Afin d’approcher le contexte historique où ces feuillets furent écrits, il faut ne pas perdre de vue les travaux et les sujets qui ont le plus occupé saint Josémaria les mois qui ont précédé leur rédaction écrite, qui n’étaient que la façon de mettre en pratique la volonté de Dieu clairement vue le 2 octobre 1928, c’est-à-dire faire l’Opus Dei.

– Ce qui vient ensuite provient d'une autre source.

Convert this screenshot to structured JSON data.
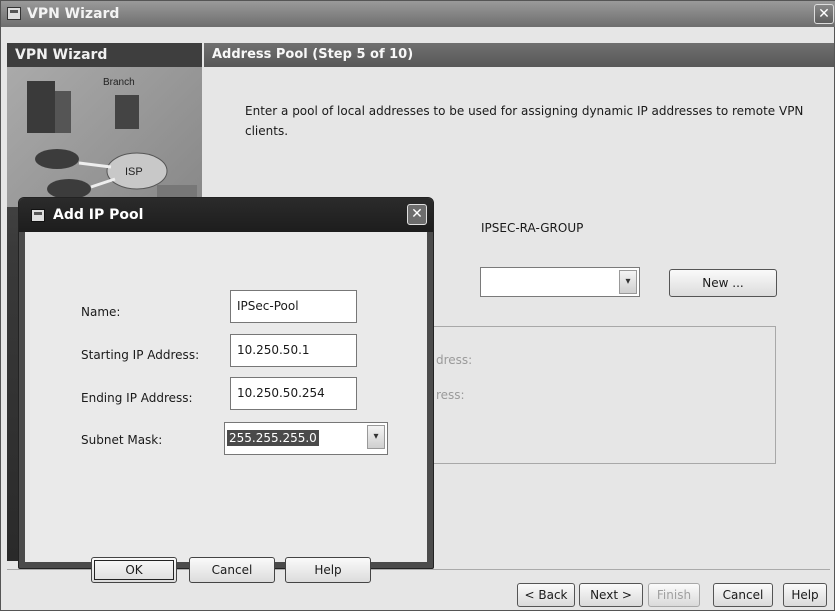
{
  "window": {
    "title": "VPN Wizard",
    "close_glyph": "✕"
  },
  "sidebar": {
    "title": "VPN Wizard",
    "art_labels": {
      "branch": "Branch",
      "isp": "ISP"
    }
  },
  "step": {
    "title": "Address Pool  (Step 5 of 10)"
  },
  "instructions": "Enter a pool of local addresses to be used for assigning dynamic IP addresses to remote VPN clients.",
  "tunnel_group": "IPSEC-RA-GROUP",
  "pool_select": {
    "value": "",
    "caret_glyph": "▾"
  },
  "new_button": "New ...",
  "info_labels": {
    "start": "dress:",
    "end": "ress:"
  },
  "footer": {
    "back": "< Back",
    "next": "Next >",
    "finish": "Finish",
    "cancel": "Cancel",
    "help": "Help"
  },
  "dialog": {
    "title": "Add IP Pool",
    "close_glyph": "✕",
    "fields": {
      "name_label": "Name:",
      "name_value": "IPSec-Pool",
      "start_label": "Starting IP Address:",
      "start_value": "10.250.50.1",
      "end_label": "Ending IP Address:",
      "end_value": "10.250.50.254",
      "mask_label": "Subnet Mask:",
      "mask_value": "255.255.255.0"
    },
    "buttons": {
      "ok": "OK",
      "cancel": "Cancel",
      "help": "Help"
    }
  },
  "colors": {
    "titlebar": "#6e6e6e",
    "dialog_titlebar": "#1d1d1d",
    "selection": "#4a4a4a"
  }
}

En janvier 1933, il commença à faire des cours de formation chrétienne à des jeunes gens. C’est à partir de ce moment-là qu’arrivèrent quelques nouvelles vocations qu’il lui fallut orienter et auxquelles il prêta toute son attention. Parmi les normes de piété chrétienne qu’il leur conseillait de vivre, il y avait la lecture et la méditation des écrits du Nouveau Testament, comme un moyen indispensable pour connaître et fréquenter personnellement Jésus-Christ. La dédicace d’un livre sur la Passion qu’il offrit à Ricardo Vallespin, étudiant en architecture qu’il avait connu quelques jours avant et qui s’incorporerait à l’Opus Dei à la fin de l’été 1933, témoigne bien de cette volonté :

+ « Madrid – 29-V-33

Cherche le Christ

Trouve le Christ

Aime le Christ1.

Approche du contenu

Dans un document de ce type, le plus significatif est le choix qui a été fait : les raisons pour lesquelles il a choisi un peu plus d’une centaine de textes brefs, parmi les milliers de versets du Nouveau Testament.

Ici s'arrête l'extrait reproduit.